Berlin Philharmonic Orchestra/Sir John Barbirolli
EMI 67926

How does a symphony, or any piece of music, mean?  What it means is only
one part of that matrix because the meaning of anything is the result
of the feedback between and among the facets.  I say this because when
asserting that a recording is "great" (let alone GROC) you must consider
the parts but also realize that the gestalt is greater than the sum of
the parts.

I'll cut to the quick and assert that this recording of Mahler's 9th is
one of the great ones.  With who is it comparable is not a meaningful
question because in the last analysis any great recording rises above
comparison.  There are, rather, other facets that need to be looked at.
While I may consider Zander's recent recording, or Walter's stereo one
on SONY, to be great this is not the same because the context is not
important.

"since feeling is first" as ee cummings put it, that is where to start.
In his interview with Dan Rather Stokowski said, "Emotion, life, or
lifeless." Barbirolli's interpretation conveys the emotions of the human
experience.  There is angst, despair, frivolity, surrealism, acceptance
and peace.  As I sit and listen to the recording Barbirolli and the
Berlin Philharmonic transport me, like it should, to another level of
existence.  Like a good novel it takes me from the mundane to the sublime.
It begins with the feelings that open the symphony, grabbing you from
the first moment.

Yes, and time is important, too.  To understand the symphony means not
just to hear it with today's ears.  If you know the context in which and
from which it was born, not only biographically, historically and socially
but also artistically, then you have another facet of its "meaning" to
help appreciate the gestalt.  While it is born of a time and place the
music should transcend its time, like any great music, it must also
transcend it.  It must provide the listener with the totality of time,
a continuum from the past to the present and to the future.  As I listen
to Barbirolli and the BPO making music I also feel them taking me from
the world of 1910 to the world of 1964 and then to my time and the time
of my children and grandchildren.  This is evident in the way Barbirolli
brings together all four movements in an organic whole.
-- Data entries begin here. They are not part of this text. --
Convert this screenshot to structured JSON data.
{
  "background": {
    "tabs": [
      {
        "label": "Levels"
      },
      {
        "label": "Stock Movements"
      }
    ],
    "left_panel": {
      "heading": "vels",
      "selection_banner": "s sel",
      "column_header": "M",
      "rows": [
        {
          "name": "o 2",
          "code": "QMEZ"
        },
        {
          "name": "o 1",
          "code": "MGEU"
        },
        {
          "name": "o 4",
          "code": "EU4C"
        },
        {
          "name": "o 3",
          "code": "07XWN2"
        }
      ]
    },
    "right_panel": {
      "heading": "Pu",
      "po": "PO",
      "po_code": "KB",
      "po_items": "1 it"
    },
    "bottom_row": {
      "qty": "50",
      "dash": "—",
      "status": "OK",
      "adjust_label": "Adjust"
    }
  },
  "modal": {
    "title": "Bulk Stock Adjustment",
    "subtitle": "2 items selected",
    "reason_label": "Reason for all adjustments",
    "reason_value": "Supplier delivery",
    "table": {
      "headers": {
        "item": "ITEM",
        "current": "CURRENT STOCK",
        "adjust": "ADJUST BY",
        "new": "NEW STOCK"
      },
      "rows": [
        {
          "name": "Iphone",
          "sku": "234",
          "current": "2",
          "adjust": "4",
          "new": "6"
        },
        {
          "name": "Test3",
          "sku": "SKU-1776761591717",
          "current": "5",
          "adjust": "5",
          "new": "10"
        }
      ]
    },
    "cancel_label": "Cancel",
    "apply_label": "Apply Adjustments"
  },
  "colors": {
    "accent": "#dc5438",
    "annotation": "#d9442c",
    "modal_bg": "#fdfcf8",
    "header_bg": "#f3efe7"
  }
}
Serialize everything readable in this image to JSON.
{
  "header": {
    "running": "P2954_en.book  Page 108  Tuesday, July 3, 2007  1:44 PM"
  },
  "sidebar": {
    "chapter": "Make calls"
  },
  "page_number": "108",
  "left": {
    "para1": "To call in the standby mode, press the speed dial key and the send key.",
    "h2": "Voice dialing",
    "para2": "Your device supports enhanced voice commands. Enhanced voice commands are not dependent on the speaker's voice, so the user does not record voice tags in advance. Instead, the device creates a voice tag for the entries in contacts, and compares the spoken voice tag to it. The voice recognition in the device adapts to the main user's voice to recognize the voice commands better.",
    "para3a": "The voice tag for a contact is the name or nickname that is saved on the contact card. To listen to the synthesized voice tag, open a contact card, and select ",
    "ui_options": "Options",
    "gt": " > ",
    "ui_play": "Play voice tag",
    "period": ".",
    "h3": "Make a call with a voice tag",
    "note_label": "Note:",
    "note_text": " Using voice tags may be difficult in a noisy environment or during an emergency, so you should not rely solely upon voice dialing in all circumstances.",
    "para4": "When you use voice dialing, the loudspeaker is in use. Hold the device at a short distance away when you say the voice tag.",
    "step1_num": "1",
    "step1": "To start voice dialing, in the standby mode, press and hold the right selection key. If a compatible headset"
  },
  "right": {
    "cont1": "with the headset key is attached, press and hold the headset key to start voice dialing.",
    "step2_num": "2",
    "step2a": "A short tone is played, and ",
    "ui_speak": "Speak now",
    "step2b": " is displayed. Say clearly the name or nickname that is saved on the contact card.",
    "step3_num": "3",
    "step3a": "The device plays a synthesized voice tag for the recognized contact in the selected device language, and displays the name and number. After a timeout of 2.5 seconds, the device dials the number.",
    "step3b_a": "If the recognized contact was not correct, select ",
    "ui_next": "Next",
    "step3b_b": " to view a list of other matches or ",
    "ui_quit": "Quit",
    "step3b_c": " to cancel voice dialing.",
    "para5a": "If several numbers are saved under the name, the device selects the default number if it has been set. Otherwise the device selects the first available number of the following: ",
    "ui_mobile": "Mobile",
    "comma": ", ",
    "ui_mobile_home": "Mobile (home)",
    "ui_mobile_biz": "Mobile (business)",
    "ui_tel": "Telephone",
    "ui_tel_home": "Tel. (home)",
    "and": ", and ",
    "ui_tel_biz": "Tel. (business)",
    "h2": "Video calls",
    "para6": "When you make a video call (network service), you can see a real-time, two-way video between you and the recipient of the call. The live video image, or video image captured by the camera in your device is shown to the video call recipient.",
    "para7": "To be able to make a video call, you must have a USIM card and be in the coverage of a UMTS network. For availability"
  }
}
Okay, sound is also important.  There are many great performances of
this music, like Bruno Walter's in 1938 with the Vienna Philharmonic,
that are limited by the sound.  While the original CD incarnation of the
Barbirolli (on EMI 63115) was good this one is smoother, richer, fuller
and does not tire the ear.  More important, I can now hear and appreciate
individual instruments as the parts relate to the whole.  This is true
of so many places that specific references mean little, but I found
myself saying "yes" as I heard them.  The Berlin Philharmonic was a great
orchestra and Barbirolli knew it well (see the notes on this matter) and
brought out the parts of the fabric.  As a whole, however, listen to
just the opening of the symphony, its deep and haunting chords as part
of the fabric, and if you are not moved by its emotion you must be made
of stone.

What is the symphony about?  It is about the human condition.  It is
about self-awareness; the knowledge that we are born to die and that
knowledge is surreal because there is nothing we can do about it.
It is not just existential, however, because, like the symphonies of
Shostakovich, it moves from the self to all of humanity.  Ask not for
whom the bell tolls.

These are but a few of the facets of this great symphony.  Near great
recordings include Bernstein.  He evokes the existential qualities but
does not transcend them.  Other performances do not capture the totality
of the emotions in the music.  They skate over the surface and may be
beautifully recorded but that is not enough.  Lopez-Cobos's is one of
the most beautifully recorded on record, but it bores me and this is not
boring music, as Barbirolli makes clear.

The Barbirolli is emotional.  "Emotion, life, or lifeless." This is one
of the great recordings of the century.